O. Henry, acaso persuadido por la duquesa de Lewis Carroll, “todas las cosas envuelven una enseñanza y sólo se trata de encontrarla”, deambularía por innumerables pueblos indagando en el arte de los timadores o sondearía conflictos de clase en la gran ciudad. Así, capta el sabor de la época y sus circunstancias expresándolo con inimitable toque de ironía, verismo y chispa gramatical.

Este aprendizaje cuajará con brillo en Los pícaros sentimentales, aventuras de un cordial dúo de bribones con aires filosóficos: Jeff Peters y Andy Tucker. El Oeste era un mercado lleno de posibilidades y, con elástica fortuna, se dedicaban a su descubrimiento y beneficio. Sus armas: imaginación y un elaborado código ético con la estafa ubicada en palco preferencial.

Jeff Peters, “Espero retirarme de los negocios y cuando lo haga confío en que nadie sea capaz de sostener que yo he recibido jamás un solo dólar de nadie sin darle en cambio un quid pro rata. Aunque fuese una joya falsa, semillas para su jardín o una loción para el lumbago …

No hubo Estado inmune a sus tácticas de escamoteo científico, cuya flexibilidad moral imponía, no obstante, límites infranqueables: “Hay dos géneros de ilicitud –dijo Jeff-que debieran ser reprimidos por la ley. Me refiero a la especulación al estilo Wall Street y al robo.

Asimismo, estimaba que cierta clase de ciudadanos hipotéticamente honrados, siempre buscando conseguir algo gratis, mantienen las trapacerías. Sin ellos, los estafadores abandonarían la senda delincuencial por apatía de la demanda.

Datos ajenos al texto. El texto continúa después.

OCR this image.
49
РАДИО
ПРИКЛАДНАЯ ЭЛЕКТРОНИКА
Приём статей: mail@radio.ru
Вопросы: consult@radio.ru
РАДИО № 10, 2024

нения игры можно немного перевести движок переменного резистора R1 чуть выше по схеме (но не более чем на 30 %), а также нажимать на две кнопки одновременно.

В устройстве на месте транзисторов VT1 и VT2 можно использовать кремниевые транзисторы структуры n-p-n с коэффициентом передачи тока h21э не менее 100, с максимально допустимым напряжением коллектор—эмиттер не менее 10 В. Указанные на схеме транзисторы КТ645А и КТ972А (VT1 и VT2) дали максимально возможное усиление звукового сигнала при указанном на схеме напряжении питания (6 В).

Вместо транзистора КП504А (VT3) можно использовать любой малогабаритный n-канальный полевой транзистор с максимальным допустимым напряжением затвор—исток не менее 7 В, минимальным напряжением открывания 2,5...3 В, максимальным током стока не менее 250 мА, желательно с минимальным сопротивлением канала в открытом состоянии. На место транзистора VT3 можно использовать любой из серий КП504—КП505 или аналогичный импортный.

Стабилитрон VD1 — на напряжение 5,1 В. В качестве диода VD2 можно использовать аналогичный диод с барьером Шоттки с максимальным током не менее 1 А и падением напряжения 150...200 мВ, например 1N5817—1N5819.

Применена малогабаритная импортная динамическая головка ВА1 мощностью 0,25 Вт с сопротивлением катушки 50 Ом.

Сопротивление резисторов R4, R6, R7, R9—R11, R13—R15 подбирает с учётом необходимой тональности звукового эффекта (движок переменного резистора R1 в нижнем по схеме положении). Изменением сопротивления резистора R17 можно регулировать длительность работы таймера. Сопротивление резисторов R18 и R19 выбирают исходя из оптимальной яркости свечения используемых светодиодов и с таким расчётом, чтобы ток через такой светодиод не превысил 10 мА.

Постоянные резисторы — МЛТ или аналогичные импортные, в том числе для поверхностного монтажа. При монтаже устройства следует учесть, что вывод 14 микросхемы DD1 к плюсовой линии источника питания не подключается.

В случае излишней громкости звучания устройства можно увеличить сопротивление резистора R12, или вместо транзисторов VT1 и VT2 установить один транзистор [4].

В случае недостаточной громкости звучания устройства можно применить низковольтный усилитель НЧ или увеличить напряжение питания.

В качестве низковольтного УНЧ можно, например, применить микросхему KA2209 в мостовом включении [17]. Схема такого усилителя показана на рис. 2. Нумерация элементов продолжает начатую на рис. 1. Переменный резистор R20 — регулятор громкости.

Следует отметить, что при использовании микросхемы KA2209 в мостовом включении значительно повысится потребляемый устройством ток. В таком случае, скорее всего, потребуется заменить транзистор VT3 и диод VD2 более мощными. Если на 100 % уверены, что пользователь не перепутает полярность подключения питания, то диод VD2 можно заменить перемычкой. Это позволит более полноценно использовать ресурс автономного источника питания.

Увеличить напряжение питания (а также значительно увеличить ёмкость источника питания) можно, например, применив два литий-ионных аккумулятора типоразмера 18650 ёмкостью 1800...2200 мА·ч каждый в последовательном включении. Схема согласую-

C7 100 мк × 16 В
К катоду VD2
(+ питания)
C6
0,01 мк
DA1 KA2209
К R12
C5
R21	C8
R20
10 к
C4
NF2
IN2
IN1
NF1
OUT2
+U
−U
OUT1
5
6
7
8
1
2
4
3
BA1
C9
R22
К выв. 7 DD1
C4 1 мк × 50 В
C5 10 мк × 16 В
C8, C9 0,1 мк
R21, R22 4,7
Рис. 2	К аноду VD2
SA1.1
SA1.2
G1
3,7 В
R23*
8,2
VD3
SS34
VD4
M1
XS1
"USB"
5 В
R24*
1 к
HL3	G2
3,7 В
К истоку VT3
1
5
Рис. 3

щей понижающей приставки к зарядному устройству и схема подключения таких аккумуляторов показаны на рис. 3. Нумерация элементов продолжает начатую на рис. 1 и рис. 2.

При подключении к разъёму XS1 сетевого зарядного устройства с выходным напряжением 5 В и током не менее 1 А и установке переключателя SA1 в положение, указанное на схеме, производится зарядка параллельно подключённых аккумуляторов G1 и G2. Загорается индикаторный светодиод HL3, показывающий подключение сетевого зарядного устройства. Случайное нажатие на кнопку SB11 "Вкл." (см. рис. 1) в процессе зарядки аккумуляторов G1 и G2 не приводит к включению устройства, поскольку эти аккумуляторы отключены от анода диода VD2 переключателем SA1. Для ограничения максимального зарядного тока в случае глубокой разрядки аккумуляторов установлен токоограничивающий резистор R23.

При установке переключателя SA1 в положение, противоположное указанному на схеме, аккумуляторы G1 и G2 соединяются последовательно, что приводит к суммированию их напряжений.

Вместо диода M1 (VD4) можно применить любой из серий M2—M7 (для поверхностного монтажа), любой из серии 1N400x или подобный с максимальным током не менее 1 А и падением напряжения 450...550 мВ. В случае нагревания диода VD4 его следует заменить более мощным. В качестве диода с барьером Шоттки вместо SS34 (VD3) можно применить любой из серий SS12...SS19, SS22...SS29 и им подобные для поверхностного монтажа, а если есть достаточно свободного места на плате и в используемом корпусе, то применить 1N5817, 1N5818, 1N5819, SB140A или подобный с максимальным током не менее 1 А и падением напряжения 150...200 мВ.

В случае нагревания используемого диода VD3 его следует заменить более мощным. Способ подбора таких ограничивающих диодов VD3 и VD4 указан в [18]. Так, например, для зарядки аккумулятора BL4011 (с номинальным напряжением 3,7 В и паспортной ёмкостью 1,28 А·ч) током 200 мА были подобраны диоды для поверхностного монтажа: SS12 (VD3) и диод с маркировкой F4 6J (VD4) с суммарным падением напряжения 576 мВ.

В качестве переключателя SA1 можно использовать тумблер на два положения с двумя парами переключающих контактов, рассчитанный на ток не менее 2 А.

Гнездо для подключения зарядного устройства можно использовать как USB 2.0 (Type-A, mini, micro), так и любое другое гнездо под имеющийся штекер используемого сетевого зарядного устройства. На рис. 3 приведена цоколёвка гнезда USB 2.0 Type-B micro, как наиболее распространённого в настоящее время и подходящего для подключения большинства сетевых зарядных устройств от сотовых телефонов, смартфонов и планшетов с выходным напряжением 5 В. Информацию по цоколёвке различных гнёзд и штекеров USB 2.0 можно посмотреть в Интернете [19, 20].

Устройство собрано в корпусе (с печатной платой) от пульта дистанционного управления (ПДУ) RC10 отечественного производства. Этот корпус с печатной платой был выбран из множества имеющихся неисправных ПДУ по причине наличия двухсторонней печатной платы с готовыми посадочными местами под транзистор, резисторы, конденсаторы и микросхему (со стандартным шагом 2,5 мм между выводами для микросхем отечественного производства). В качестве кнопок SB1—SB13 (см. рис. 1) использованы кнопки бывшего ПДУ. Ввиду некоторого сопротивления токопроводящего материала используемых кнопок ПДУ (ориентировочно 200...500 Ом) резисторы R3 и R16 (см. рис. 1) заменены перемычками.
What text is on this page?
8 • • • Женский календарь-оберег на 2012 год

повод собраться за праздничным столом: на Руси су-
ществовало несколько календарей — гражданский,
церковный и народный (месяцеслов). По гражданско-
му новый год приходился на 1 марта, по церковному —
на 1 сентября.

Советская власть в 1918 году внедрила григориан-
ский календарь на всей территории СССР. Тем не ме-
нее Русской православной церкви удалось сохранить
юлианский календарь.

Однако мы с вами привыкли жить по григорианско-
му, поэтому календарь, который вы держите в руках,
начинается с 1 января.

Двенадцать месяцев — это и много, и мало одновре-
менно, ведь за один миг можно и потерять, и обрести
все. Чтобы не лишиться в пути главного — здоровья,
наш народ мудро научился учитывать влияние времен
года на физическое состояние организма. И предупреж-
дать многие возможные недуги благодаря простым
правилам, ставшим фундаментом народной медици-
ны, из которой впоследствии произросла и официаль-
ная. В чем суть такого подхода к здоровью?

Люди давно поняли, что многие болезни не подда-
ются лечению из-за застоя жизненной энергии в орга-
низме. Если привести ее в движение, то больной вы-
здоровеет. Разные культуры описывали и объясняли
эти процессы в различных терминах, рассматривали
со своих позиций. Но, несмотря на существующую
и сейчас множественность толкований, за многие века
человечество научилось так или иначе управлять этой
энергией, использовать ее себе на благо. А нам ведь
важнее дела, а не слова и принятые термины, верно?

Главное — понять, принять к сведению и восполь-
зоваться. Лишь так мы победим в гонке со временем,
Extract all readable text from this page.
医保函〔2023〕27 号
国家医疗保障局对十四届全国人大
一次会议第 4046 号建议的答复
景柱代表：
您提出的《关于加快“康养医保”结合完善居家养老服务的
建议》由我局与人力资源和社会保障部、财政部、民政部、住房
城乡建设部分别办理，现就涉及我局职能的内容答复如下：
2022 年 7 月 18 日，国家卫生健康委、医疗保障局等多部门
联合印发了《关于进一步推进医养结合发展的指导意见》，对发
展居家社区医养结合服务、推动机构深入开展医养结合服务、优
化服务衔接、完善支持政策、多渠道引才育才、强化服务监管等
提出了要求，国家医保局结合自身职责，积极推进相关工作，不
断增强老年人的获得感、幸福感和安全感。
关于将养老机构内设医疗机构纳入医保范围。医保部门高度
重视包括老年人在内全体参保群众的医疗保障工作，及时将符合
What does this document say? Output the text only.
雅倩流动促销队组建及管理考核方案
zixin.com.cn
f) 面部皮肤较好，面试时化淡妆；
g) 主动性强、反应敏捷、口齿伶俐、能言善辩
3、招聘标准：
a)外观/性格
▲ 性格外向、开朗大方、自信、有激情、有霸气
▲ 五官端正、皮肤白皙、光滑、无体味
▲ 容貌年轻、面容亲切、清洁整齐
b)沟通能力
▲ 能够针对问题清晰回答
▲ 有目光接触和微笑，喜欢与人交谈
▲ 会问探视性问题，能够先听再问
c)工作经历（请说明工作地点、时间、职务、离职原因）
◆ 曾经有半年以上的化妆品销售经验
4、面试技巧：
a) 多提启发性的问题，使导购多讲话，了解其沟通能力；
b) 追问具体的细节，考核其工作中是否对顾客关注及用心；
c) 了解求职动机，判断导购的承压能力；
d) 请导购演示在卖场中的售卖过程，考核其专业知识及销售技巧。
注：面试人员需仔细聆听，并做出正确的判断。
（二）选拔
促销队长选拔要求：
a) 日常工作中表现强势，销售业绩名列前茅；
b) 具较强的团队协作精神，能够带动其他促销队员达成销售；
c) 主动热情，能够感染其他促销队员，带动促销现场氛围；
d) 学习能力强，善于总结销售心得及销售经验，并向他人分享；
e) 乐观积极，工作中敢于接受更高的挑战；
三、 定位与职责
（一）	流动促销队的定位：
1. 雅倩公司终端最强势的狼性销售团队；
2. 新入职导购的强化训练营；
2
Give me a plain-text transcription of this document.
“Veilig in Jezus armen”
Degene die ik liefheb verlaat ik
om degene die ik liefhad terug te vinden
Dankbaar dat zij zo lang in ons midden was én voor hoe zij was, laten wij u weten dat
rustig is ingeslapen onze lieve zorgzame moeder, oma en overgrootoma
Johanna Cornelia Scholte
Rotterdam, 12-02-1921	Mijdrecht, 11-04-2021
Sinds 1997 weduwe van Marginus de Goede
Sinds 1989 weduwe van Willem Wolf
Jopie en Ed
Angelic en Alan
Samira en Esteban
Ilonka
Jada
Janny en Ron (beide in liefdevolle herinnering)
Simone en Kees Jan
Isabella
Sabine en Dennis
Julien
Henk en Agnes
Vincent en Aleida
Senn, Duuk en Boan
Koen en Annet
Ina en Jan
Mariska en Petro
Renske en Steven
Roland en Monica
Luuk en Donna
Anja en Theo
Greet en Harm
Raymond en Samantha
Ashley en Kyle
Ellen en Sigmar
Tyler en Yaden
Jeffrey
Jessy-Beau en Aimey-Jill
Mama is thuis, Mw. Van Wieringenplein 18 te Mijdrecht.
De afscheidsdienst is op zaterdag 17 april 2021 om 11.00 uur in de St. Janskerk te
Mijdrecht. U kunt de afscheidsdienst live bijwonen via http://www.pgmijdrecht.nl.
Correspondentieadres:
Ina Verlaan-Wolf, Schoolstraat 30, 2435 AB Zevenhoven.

Reeditando esa dialéctica, ¿Tendríamos tanto robo si no existieran los escurridizos reducidores asiduamente visitados por virtuosos contribuyentes? ¿El modesto balurdo callejero o el fraude financiero de compañías que garantizan un seis por ciento mensual, no se explican en buena parte por la codicia del peatón o de los ahorrantes?

O. Henry, en su versatilidad, inventaría a Cisco Kid una figura popular de películas, series televisivas y comics. Recorría Nuevo México montado en el blanquinegro Diablo, socorriendo a humildes y desamparados, sin asesinar indios, usual praxis de la mayoría de los héroes del western.

Realmente, Cisco Kid nunca mató a nadie.